Combining synthetically engineered traits for crop improvement. The synthetic redesign of plant metabolism enables the rapid and predictable engineering of new traits in crops. Bringing these traits in a flexible chassis such as Camelina will in future enable the development of new sustainable crops for agriculture.
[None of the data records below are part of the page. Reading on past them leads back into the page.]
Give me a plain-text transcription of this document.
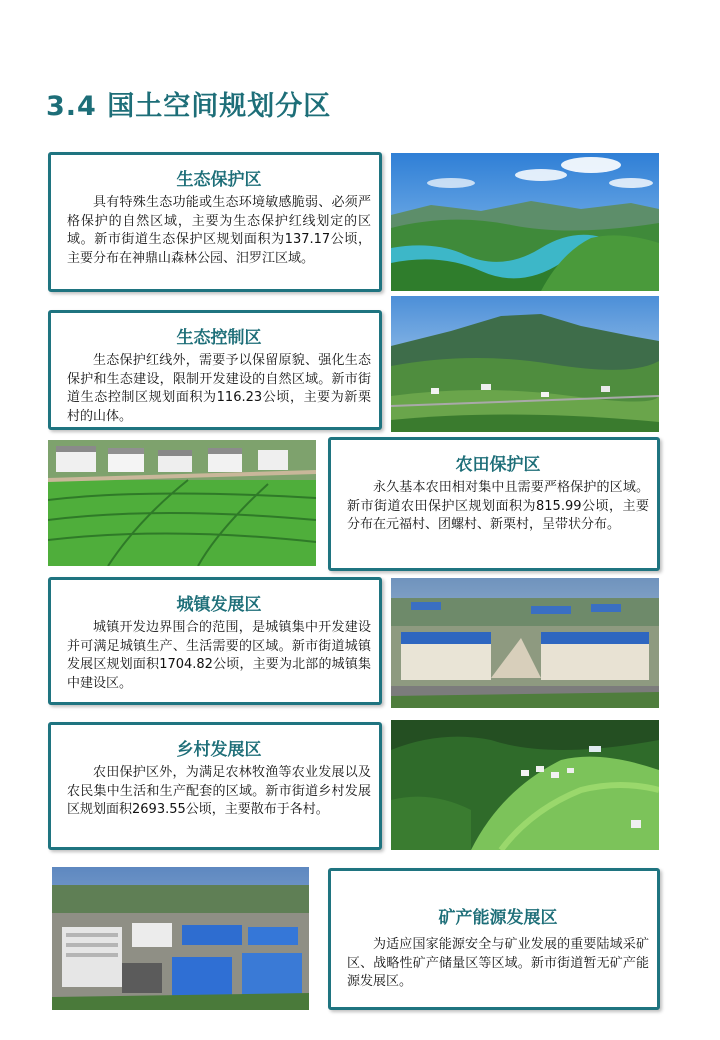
3.4 国土空间规划分区
生态保护区

具有特殊生态功能或生态环境敏感脆弱、必须严格保护的自然区域，主要为生态保护红线划定的区域。新市街道生态保护区规划面积为137.17公顷，主要分布在神鼎山森林公园、汨罗江区域。

生态控制区

生态保护红线外，需要予以保留原貌、强化生态保护和生态建设，限制开发建设的自然区域。新市街道生态控制区规划面积为116.23公顷，主要为新栗村的山体。

农田保护区

永久基本农田相对集中且需要严格保护的区域。新市街道农田保护区规划面积为815.99公顷，主要分布在元福村、团螺村、新栗村，呈带状分布。

城镇发展区

城镇开发边界围合的范围，是城镇集中开发建设并可满足城镇生产、生活需要的区域。新市街道城镇发展区规划面积1704.82公顷，主要为北部的城镇集中建设区。

乡村发展区

农田保护区外，为满足农林牧渔等农业发展以及农民集中生活和生产配套的区域。新市街道乡村发展区规划面积2693.55公顷，主要散布于各村。

矿产能源发展区

为适应国家能源安全与矿业发展的重要陆域采矿区、战略性矿产储量区等区域。新市街道暂无矿产能源发展区。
Abbreviations: CoA, coenzyme A; Fae1, fatty acid elongase 1; G3P, glycerol‐3‐phosphate; GPAT, glycerol‐3‐phosphate acyltransferase; LPA, lysophosphatidic acid; LPAT, lysophosphatidyl acyltransferase; PA, phosphatidic acid; PAP, PAP, phosphatidic acid phosphatase; LPCAT, lysophosphatidylcholine acyltransferase; PC, phosphatidylcholine; FAD, fatty acid desaturase; TAG, triacylglycerol; DGAT, diacylglycerol acyltransferase; PDAT, phospholipid:diacylglycerol acyltransferase; PLC, phospholipase C; CPT, cholinephosphotransferase; PDCT, phosphatidylcholine:diacylglycerol cholinephosphotransferase; DAG, diacylglycerol.